Moreover, the higher rate of COVID-19 infections among those who received multiple vaccine doses could not be rationalized by the notion that the individuals who received more doses of the COVID-19 vaccine were elderly — and therefore already more vulnerable to getting a COVID-19 infection — because the study participants were relatively young.
The study participants were Cleveland Clinic employees whose average age was 42.
The researchers suggested that natural immunity likely played a role in providing protection against COVID-19 infection among those with fewer COVID-19 vaccinations.
Soave said:
“I just keep thinking how the places in our society that are still trying to take this decision [of whether to get multiple doses of the COVID-19 vaccine] away from individuals — like university campuses where the bivalent [COVID-19 vaccine] is going to be required still in the fall … like how naive and unscientific it is to take that decision out of people and their doctors.”

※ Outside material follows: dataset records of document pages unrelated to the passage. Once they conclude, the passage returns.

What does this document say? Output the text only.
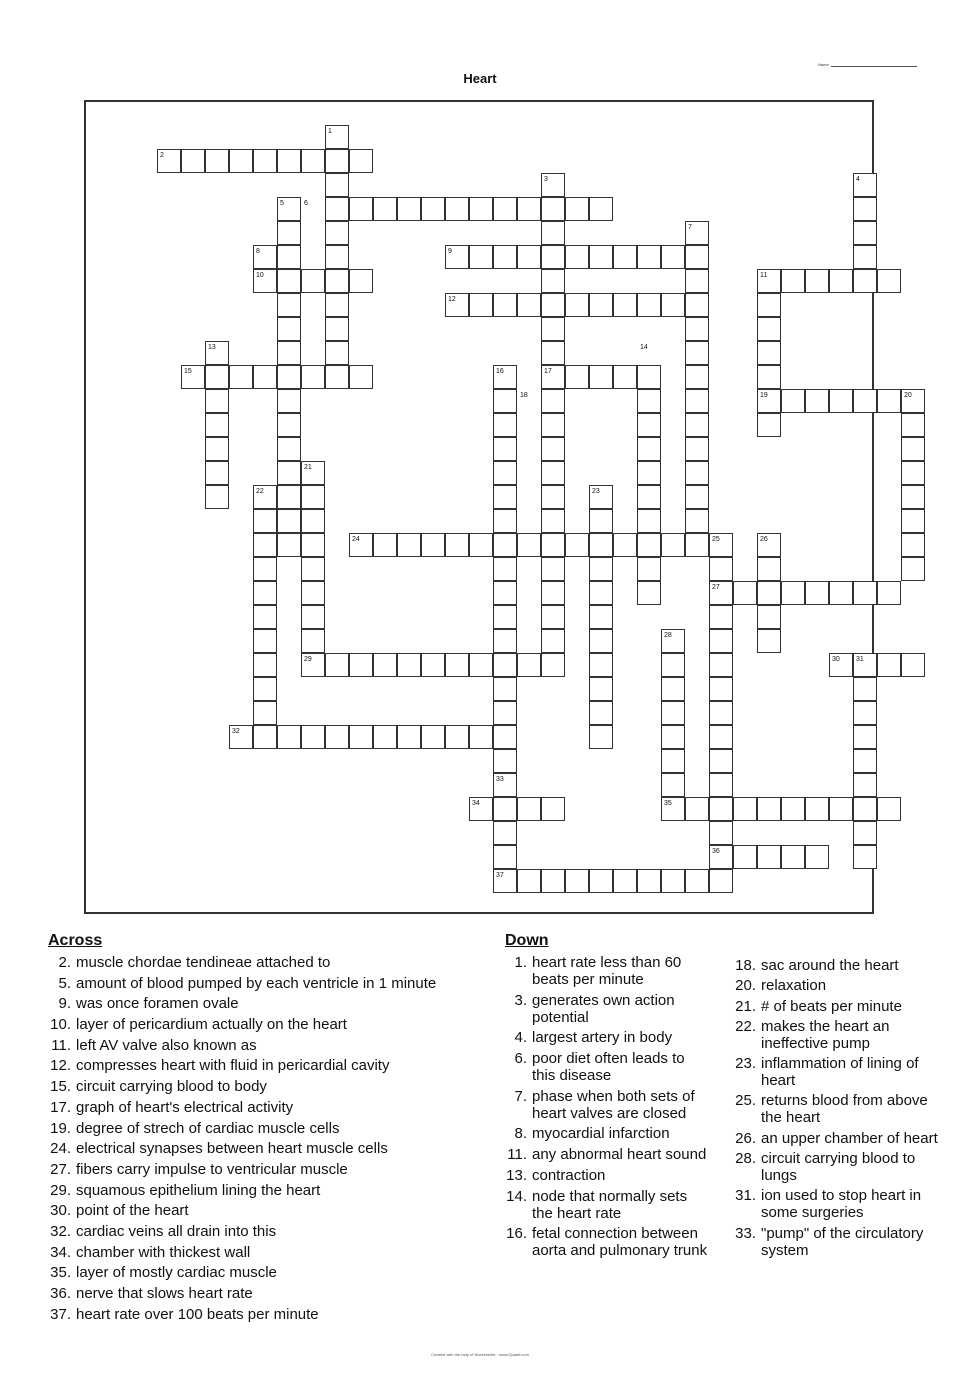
Name
Heart
1
2
3	4
5	6
7
8	9
10	11
12
13	14
15	16	17
18	19	20
21
22	23
24	25	26
27
28
29	30 31
32
33
34	35
36
37
Across
2. muscle chordae tendineae attached to
5. amount of blood pumped by each ventricle in 1 minute
9. was once foramen ovale
10. layer of pericardium actually on the heart
11. left AV valve also known as
12. compresses heart with fluid in pericardial cavity
15. circuit carrying blood to body
17. graph of heart's electrical activity
19. degree of strech of cardiac muscle cells
24. electrical synapses between heart muscle cells
27. fibers carry impulse to ventricular muscle
29. squamous epithelium lining the heart
30. point of the heart
32. cardiac veins all drain into this
34. chamber with thickest wall
35. layer of mostly cardiac muscle
36. nerve that slows heart rate
37. heart rate over 100 beats per minute
Down
1. heart rate less than 60 beats per minute
3. generates own action potential
4. largest artery in body
6. poor diet often leads to this disease
7. phase when both sets of heart valves are closed
8. myocardial infarction
11. any abnormal heart sound
13. contraction
14. node that normally sets the heart rate
16. fetal connection between aorta and pulmonary trunk
18. sac around the heart
20. relaxation
21. # of beats per minute
22. makes the heart an ineffective pump
23. inflammation of lining of heart
25. returns blood from above the heart
26. an upper chamber of heart
28. circuit carrying blood to lungs
31. ion used to stop heart in some surgeries
33. "pump" of the circulatory system
Created with the help of Worksheets - www.Quabit.com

Soave also criticized “the attempts to suppress criticism of vaccines — calling it all misinformation — that has occurred online and elsewhere for the last three years.”
“So short-sighted,” he added.
Soave said the official U.S. public health “approach” to COVID-19 vaccination — that everyone should get vaccinated and boosted — does not make sense because, according to the study’s findings, repeated vaccination does not correlate with greater protection against COVID-19 among young people.
“If you’re a healthy young person, really all you’re doing by getting your fifth or something dose is making it slightly more likely you are going to get COVID,” he said.